Summer camps typically involve sports, the great outdoors or science research, but one held in Huntington last week had a decidedly different focus: young people considering whether to become priests or nuns.
The Quo Vadis camp — Latin for “Where are you going?” — was a big success from the viewpoint of the Diocese of Rockville Centre. The program drew 77 teenagers, split between boys and girls. There was even a waiting list of applicants.
“This is almost a pilot year, and it’s a pilot year that exploded,” said Bishop John Barres, who organized similar gatherings for young people in the Diocese of Allentown, where he served before coming to Long Island in January after Pope Francis appointed him as bishop here.
The camp was a step toward fulfilling one of the major goals Barres has set out for the diocese — increasing vocations. He called the camp “the AAA equivalent in baseball” in terms of recruiting prospects for the Catholic church.
The response was surprising in part because the diocese started advertising about the camp fairly late, in mid-May, said the Rev. Joseph Fitzgerald, vocations director for the diocese.
It took place at the bucolic, 200-acre waterfront Seminary of the Immaculate Conception, formerly where young men studied to become priests.
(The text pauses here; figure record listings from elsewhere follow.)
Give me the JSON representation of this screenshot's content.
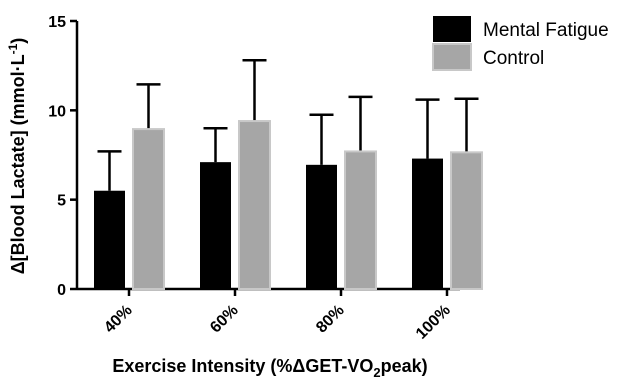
{
  "chart_data": {
    "type": "bar",
    "title": "",
    "xlabel_parts": [
      "Exercise Intensity (%ΔGET-VO",
      "2",
      "peak)"
    ],
    "ylabel_parts": [
      "Δ[Blood Lactate] (mmol·L",
      "-1",
      ")"
    ],
    "categories": [
      "40%",
      "60%",
      "80%",
      "100%"
    ],
    "ylim": [
      0,
      15
    ],
    "yticks": [
      "0",
      "5",
      "10",
      "15"
    ],
    "grid": false,
    "legend_position": "top-right",
    "series": [
      {
        "name": "Mental Fatigue",
        "color": "#000000",
        "values": [
          5.5,
          7.1,
          6.95,
          7.3
        ],
        "error_upper": [
          7.7,
          9.0,
          9.75,
          10.6
        ]
      },
      {
        "name": "Control",
        "color": "#a6a6a6",
        "values": [
          8.95,
          9.4,
          7.7,
          7.65
        ],
        "error_upper": [
          11.45,
          12.8,
          10.75,
          10.65
        ]
      }
    ]
  }
}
The seminary in Lloyd Harbor has served as a retreat center after the diocese — with its number of seminarians sharply declining — combined its seminary operations in 2012 with the Diocese of Brooklyn and the Archdiocese of New York at St. Joseph’s Seminary in Yonkers.
The teenagers spent five days and four nights at the sprawling seminary, with its 180 guest rooms. They engaged in intense reflection and prayer, in-depth group discussions, and less cerebral activities such as roasting marshmallows or participating in a “Messy Olympics” complete with a mud pit.
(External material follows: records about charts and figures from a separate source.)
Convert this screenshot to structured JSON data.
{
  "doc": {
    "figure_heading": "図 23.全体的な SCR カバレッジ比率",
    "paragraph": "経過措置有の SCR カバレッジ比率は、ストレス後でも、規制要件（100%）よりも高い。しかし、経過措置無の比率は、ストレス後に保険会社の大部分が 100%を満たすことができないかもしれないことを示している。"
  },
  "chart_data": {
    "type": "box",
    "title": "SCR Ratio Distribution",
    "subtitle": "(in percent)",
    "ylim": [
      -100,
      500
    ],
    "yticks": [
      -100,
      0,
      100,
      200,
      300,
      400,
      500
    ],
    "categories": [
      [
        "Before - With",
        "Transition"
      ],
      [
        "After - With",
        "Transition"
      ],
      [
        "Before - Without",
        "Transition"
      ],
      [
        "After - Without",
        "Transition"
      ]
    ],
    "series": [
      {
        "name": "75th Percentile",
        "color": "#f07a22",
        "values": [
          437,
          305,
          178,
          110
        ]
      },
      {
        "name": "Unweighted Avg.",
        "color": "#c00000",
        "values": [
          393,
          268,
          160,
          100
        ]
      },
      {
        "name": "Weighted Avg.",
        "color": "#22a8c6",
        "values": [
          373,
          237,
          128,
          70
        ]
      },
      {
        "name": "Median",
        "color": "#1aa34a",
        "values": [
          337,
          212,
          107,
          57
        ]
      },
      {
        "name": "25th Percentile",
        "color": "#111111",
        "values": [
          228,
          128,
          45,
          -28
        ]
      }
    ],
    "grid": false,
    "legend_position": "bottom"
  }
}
The idea was to make the camp both inspiring and fun for teenagers, Fitzgerald said.
“One minute we are having a conversation about what it means to be a beloved son or a beloved daughter of God and how to serve the church, maybe one day as a priest or a religious [sister],” Fitzgerald said. “One minute we’re talking about holy matrimony, and the next thing you know we are running in a mud pit.”
Assisting at the camp were seminarians, recently ordained priests and young nuns, serving as role models for the teenagers.
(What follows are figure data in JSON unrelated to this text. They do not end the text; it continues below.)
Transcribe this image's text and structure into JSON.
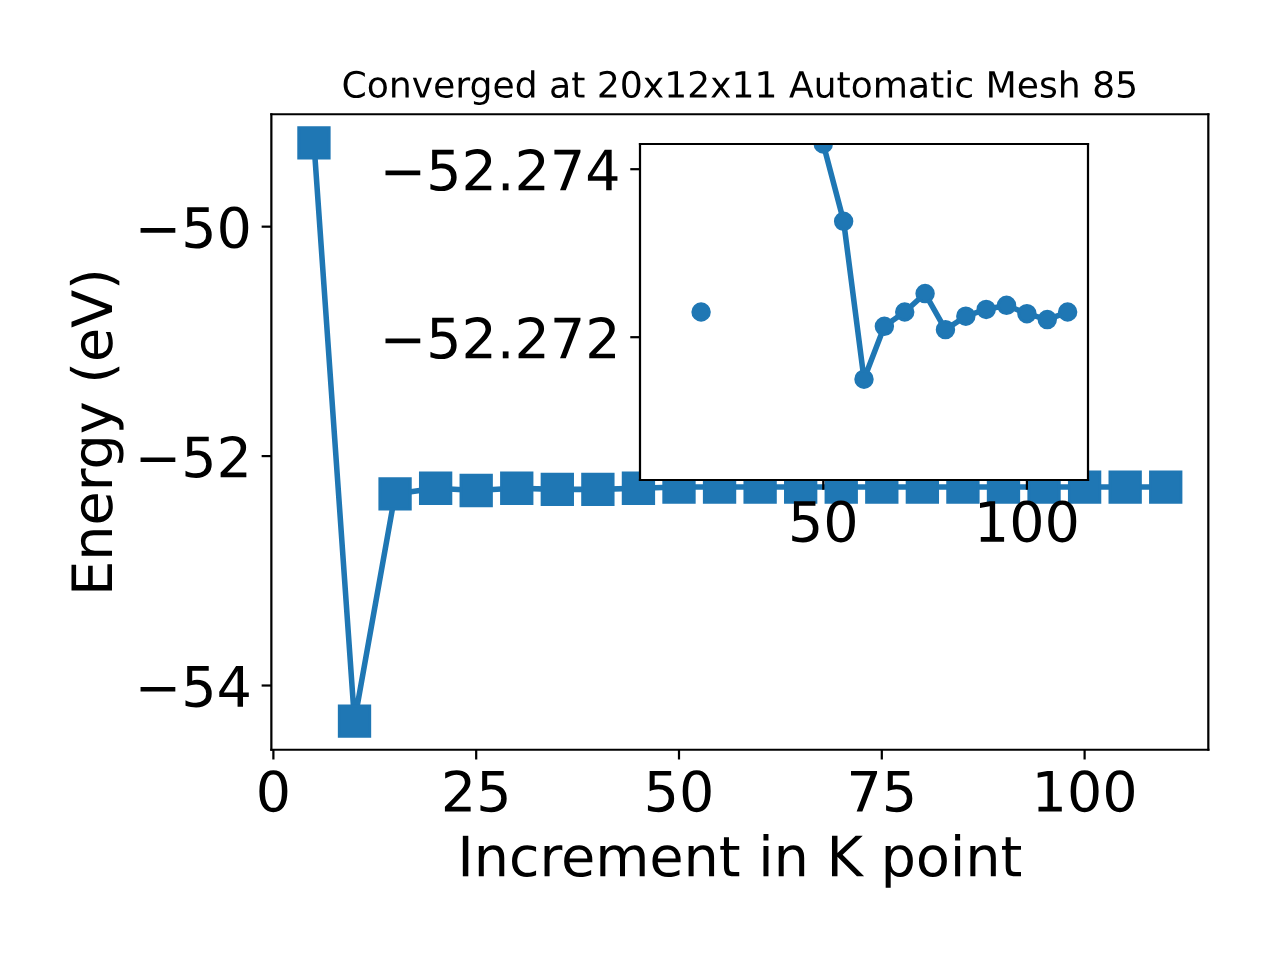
{
  "chart_data": [
    {
      "type": "line",
      "title": "Converged at 20x12x11 Automatic Mesh 85",
      "xlabel": "Increment in K point",
      "ylabel": "Energy (eV)",
      "x": [
        5,
        10,
        15,
        20,
        25,
        30,
        35,
        40,
        45,
        50,
        55,
        60,
        65,
        70,
        75,
        80,
        85,
        90,
        95,
        100,
        105,
        110
      ],
      "series": [
        {
          "color": "#1f77b4",
          "values": [
            -49.27,
            -54.31,
            -52.33,
            -52.28,
            -52.3,
            -52.28,
            -52.29,
            -52.29,
            -52.28,
            -52.27,
            -52.27,
            -52.27,
            -52.27,
            -52.27,
            -52.27,
            -52.27,
            -52.27,
            -52.27,
            -52.27,
            -52.27,
            -52.27,
            -52.27
          ]
        }
      ],
      "xlim": [
        -0.25,
        115.25
      ],
      "ylim": [
        -54.56,
        -49.02
      ],
      "xticks": [
        0,
        25,
        50,
        75,
        100
      ],
      "yticks": [
        -54,
        -52,
        -50
      ],
      "marker": "square",
      "line_style": "solid",
      "grid": false,
      "legend": false
    },
    {
      "type": "line",
      "x": [
        20,
        25,
        30,
        35,
        40,
        45,
        50,
        55,
        60,
        65,
        70,
        75,
        80,
        85,
        90,
        95,
        100,
        105,
        110
      ],
      "series": [
        {
          "color": "#1f77b4",
          "values": [
            -52.2723,
            null,
            null,
            null,
            null,
            null,
            -52.2743,
            -52.27338,
            -52.2715,
            -52.27213,
            -52.2723,
            -52.27252,
            -52.27209,
            -52.27225,
            -52.27233,
            -52.27238,
            -52.27228,
            -52.27221,
            -52.2723
          ]
        }
      ],
      "xlim": [
        5,
        115
      ],
      "ylim": [
        -52.2703,
        -52.2743
      ],
      "xticks": [
        50,
        100
      ],
      "yticks": [
        -52.274,
        -52.272
      ],
      "marker": "circle",
      "line_style": "solid",
      "grid": false,
      "legend": false
    }
  ]
}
The campers could look to them, Barres said, and might think, “These people are just a few years older than me, this could actually happen.”
The teenagers, mostly 14 to 18, came from a variety of backgrounds: some regular churchgoers, others who rarely attend Mass. Catholic schools and public schools. African-Americans, Latinos, Asians and Caucasions.
One of them, Sean Rorke, 15, an incoming sophomore at Hauppauge High School, said it was the third such camp he has attended. He has gone to similar gatherings in Florida and upstate.
“It just seemed like something right up my alley,” he said on Wednesday, the next-to-last day of the camp. “It’s gone really well. I feel like I’ve grown in my faith a lot more.”
Asked if he thinks he might become a priest someday, he said: “If that is what I’m called to do, then I’ll do it.”
The camp cost $150, with scholarships available to those of limited means.
Barres ran the same program in Allentown for three summers and said it was successful: Several campers later entered the seminary.
“I’ve seen great things happen through it,” he said. “I find it to be a beautiful intergenerational experience because the young people are so open.”
While the camp is aimed at helping young people explore the possibility of religious life, it also openly looks at married life as a good, and even likely, eventual outcome for many of the teenagers.
“A sacred marriage is what most of these kids will be called to,” said Rosemary Sullivan, executive director of the National Conference of Diocesan Vocations Directors and an organizer of the camp.
One afternoon, for instance, a now-married Catholic man who previously had considered becoming a priest spoke to the boys about his decision.
Another aspect of the camp was its low-tech approach. The campers were required to turn in their cellphones when they arrived on July 9, and were permitted to use them no more than 20 minutes a day.
Barres said many campers report that the most memorable parts of the experience are the silent prayers before the devotional Blessed Sacrament.
“That’s a powerful thing in a culture bombarded by noise,” he said. “It’s powerful that young people are attracted to the silence, and making the sacrifice of giving up their cellphone for a little time.”
He is hopeful the camp will help boost vocations. The large turnout is “a sign that the spirit is stirring and moving and inspiring,” he said. “It’s quite beautiful.”